Biebrich is a borough of the city of Wiesbaden, Hesse, Germany. With over 36,000 inhabitants, it is the most-populated of Wiesbaden's boroughs. It is located south of the city center on the Rhine River, opposite the Mainz borough of Mombach. Biebrich was an independent city until it was incorporated into Wiesbaden in 1926.
Numerous prehistoric and early-historical archeological finds indicate that the Biebrich area has been continuously inhabited since the Neolithic Age. In the Middle Ages, from the beginning of the reign of Charlemagne, the places Biburc (Biebrich) and Moskebach (Mosbach) were part of the Königssondergau Wiesbaden, held by the Frankish king as his personal property.
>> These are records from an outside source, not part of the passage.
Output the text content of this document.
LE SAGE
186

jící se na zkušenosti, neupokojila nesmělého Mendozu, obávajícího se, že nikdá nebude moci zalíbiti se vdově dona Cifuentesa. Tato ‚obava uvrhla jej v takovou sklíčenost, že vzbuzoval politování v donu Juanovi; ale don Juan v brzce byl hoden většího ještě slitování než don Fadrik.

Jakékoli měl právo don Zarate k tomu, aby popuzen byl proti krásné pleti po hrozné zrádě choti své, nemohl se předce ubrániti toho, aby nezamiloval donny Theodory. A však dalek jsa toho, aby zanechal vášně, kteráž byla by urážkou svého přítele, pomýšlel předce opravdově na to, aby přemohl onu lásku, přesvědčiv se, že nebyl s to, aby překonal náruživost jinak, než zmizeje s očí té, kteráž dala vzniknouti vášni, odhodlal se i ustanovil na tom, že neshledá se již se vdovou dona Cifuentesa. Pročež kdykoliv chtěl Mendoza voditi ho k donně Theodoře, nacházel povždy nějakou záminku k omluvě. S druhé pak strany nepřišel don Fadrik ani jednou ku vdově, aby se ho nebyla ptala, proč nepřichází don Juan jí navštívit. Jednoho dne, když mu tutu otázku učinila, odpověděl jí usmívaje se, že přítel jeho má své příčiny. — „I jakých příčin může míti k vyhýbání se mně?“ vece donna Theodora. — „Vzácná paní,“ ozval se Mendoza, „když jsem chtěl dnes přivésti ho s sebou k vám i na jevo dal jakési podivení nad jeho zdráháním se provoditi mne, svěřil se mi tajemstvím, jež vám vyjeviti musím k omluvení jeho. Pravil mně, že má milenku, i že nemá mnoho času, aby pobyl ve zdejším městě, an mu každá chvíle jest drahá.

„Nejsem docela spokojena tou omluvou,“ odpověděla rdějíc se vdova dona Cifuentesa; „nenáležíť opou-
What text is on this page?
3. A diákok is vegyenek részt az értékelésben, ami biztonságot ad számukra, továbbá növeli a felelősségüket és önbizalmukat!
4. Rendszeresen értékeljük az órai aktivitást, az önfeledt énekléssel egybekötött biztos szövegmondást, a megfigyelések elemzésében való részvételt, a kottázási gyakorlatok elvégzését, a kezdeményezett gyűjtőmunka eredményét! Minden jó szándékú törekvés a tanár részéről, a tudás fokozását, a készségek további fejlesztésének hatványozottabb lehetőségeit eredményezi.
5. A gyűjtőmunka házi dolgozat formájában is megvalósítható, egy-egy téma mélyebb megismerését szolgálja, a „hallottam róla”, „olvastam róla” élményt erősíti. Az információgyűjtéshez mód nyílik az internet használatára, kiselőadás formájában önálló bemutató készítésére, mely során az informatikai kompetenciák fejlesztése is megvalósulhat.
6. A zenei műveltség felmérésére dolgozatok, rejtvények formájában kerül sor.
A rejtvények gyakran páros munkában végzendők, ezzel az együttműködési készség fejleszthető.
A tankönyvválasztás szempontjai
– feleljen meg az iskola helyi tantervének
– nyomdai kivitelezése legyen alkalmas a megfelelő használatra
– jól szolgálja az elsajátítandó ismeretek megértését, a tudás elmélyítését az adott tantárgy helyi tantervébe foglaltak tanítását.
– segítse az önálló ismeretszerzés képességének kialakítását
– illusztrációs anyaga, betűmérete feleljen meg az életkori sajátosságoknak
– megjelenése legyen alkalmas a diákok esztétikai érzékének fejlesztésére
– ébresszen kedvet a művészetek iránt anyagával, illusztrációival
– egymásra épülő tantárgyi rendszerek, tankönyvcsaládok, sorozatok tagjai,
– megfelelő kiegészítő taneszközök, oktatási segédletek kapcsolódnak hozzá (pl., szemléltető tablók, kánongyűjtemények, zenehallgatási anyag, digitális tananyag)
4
Beginning of the 18th century, the princes (Fürsten) of Nassau built the Baroque Biebrich Palace (Schloss Biebrich). When this magnificent building was completed in 1744, the Prince of Nassau-Usingen relocated his residence from the far side of the Taunus to Biebrich. Until the completion of the City Palace in Wiesbaden in 1841, Biebrich was the principal residence of the Princes (and, after 1806, the Dukes) of Nassau.
In the 19th century, Biebrich became an important industrial center of the Rhine Main Area with the plants of Dyckerhoff Concrete (now owned by Buzzi Unicem), Kalle and Albert Chemistry (now Celanese), and Henkell (sparkling wine = Sekt). In the economical crisis of the post-World War I Era, the small town, struck hard by unemployment of the majority of his working-class residents, merged with the bigger and much wealthier nearby spa city of Wiesbaden.